Edmond Hardy | The Canadian Encyclopedia

Article

Edmond Hardy

Edmond Hardy. Bandmaster, administrator, importer, publisher, teacher, b Montreal 23 Nov 1854, d Montréal-Sud (Longueuil) 18 Sep 1943. He studied music with his father, Guillaume, founder and director of the Hardy Band, and succeeded him when he died 16 Mar 1879 in Montreal.

Hardy, Edmond

Edmond Hardy. Bandmaster, administrator, importer, publisher, teacher, b Montreal 23 Nov 1854, d Montréal-Sud (Longueuil) 18 Sep 1943. He studied music with his father, Guillaume, founder and director of the Hardy Band, and succeeded him when he died 16 Mar 1879 in Montreal. In 1874 Edmond had founded the Montreal Concert Band with about 15 young instrumentalists. In 1878 this number was raised to 35, and in 1880 the group absorbed the Ville-Marie Concert Band to make up an ensemble of 55 musicians. Hardy directed it until 1934 and made it famous in Canada and the USA. It gave a notable performance at the 1883 Foreign Exhibition in Boston. Over the years several regiments - the 3rd Battalion Victoria Rifles, the 85th Battalion of Infantry, the Garrison Artillery, the 6th Battalion Fusiliers, the 5th Battalion Royal Scots of Canada, the Irish Canadian Rangers, and the 65th Regiment Carabiniers Mont-Royal - employed this band. In 1886 Hardy brought together representatives of all the bands in Quebec, and the meeting led to the founding in 1887 of the Association des corps de musique de la province de Québec. Hardy was the first president, 1887-90. He conducted numerous concerts in Canadian and US cities and was a member of juries for competitions in Guelph, Ont, and in Montpelier, Vt. He was general director 1894-5 of the Opéra français of Montreal and director 1896-1901 of the Cons of the Canadian Artistic Society. For 40 years, 1885-1925, Hardy ran a business importing music and instruments, either alone or in partnership (1886) with George Violetti. He was founder and director of L'Écho musical, a monthly magazine of which at least nine issues were published 1887-8. He also published works by the composers Alexis Contant, Guillaume Couture, Arthur Letondal, and Achille Fortier, and in 1893 he published Fortier's 20 Chansons populaires du Canada. In 1898 he was elected first president of the Musicians' Protective Union of Montreal (which became the Quebec Musicians' Guild) and the following year was a member of the committee which set up the Musicians' Benevolent Society, a self-help organization. Appointed in 1904, he taught and directed the Mont-St-Louis Concert Band for thirty years.

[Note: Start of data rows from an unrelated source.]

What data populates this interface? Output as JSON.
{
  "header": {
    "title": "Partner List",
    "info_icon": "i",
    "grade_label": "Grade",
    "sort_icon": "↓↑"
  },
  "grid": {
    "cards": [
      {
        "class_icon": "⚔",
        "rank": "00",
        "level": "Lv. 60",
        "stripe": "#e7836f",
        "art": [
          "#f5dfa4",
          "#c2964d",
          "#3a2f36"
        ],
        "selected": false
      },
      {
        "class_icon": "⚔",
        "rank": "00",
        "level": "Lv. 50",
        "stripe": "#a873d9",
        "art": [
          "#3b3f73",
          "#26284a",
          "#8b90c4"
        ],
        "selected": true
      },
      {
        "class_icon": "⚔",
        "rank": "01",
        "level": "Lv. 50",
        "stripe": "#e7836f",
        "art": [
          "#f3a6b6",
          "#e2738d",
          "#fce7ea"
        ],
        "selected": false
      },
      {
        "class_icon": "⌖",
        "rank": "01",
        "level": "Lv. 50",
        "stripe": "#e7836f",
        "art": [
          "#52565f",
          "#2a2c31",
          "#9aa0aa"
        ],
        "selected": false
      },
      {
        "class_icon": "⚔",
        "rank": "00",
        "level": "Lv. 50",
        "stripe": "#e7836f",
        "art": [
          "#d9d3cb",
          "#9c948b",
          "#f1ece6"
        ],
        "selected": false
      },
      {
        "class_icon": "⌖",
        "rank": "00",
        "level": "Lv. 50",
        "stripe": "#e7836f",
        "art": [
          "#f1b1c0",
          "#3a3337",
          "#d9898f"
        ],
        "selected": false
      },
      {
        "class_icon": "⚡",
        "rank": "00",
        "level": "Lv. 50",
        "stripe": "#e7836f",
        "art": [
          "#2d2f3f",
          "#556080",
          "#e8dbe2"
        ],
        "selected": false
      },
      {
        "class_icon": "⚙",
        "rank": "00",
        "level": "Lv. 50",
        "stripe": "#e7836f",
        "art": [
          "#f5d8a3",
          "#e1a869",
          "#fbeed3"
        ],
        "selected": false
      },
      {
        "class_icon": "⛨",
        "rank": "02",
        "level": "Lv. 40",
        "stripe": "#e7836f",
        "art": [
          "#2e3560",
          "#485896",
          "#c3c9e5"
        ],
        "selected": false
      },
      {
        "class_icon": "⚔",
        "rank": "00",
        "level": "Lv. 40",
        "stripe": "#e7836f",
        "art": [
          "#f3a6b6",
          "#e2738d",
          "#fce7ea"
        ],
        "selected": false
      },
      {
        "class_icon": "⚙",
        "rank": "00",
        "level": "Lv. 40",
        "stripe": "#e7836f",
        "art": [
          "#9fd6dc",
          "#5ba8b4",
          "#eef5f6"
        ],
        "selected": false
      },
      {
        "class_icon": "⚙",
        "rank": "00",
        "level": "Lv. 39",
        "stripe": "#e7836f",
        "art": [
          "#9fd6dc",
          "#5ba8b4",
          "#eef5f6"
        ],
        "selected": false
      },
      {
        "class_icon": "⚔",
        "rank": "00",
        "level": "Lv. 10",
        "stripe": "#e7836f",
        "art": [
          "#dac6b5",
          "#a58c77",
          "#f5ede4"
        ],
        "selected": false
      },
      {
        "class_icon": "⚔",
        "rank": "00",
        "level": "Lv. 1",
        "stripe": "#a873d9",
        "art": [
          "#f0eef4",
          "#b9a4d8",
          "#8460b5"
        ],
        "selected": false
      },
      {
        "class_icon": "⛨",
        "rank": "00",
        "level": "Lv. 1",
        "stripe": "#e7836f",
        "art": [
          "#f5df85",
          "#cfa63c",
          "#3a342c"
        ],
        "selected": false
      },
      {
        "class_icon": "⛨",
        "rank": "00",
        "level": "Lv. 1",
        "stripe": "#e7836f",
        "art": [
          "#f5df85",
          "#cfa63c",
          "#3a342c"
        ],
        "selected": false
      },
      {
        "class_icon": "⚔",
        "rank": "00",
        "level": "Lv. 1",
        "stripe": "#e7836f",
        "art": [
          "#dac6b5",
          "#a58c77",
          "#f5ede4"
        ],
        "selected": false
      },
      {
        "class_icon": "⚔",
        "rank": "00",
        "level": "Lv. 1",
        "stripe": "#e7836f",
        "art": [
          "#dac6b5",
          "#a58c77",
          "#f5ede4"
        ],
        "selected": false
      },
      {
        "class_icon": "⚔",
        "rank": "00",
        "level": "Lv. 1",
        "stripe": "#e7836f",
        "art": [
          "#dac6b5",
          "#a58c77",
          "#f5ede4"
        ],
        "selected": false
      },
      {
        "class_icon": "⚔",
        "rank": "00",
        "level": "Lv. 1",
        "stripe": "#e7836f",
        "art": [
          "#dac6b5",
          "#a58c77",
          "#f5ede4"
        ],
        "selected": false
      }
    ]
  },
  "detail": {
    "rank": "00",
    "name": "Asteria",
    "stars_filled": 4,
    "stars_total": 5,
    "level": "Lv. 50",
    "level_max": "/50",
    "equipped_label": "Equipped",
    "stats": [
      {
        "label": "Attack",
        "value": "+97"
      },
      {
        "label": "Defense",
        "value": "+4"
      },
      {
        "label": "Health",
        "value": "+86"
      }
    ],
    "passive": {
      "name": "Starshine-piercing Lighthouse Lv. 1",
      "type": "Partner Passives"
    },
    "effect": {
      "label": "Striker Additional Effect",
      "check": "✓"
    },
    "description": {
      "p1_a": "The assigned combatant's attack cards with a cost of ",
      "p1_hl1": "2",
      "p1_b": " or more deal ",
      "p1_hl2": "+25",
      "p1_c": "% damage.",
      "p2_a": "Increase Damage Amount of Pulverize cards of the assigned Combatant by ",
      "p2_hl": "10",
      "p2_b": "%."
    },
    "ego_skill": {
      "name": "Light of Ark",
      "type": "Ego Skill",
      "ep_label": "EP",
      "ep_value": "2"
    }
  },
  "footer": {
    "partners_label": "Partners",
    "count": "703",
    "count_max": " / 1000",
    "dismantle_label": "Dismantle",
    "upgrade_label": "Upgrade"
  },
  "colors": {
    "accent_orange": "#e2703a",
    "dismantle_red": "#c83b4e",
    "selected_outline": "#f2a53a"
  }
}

Hardy took part in many musical performances, but of particular note were the two 1903 Monument national concerts at which he conducted works of Contant including the premier of Mass No. 3 for choir and orchestra. A contemporary of Calixa Lavallée, he conducted the band assembled 13 Jul 1933 on the occasion of the transfer of Lavallée's remains from Boston to Montreal. Hardy was named an Officier d'Académie in 1911 by the French government and was mayor of the municipality of Montréal-Sud for eight years. At the time of his death at 88 he was considered the dean of North American bandmasters. Place Edmond-Hardy in the Rivière-des-Prairies quarter of Montreal was named in his honour in 1978.

Hardy's brother Alphonse (clarinetist, b Montreal ca 1865, d there 30 Dec 1938), played at the Académie de musique before settling in Quebec City as bandmaster and conductor. The bass, teacher, and writer on music Arthur Laurendeau was Edmond Hardy's son-in-law, and the ondist Jean Laurendeau is his great-grandson.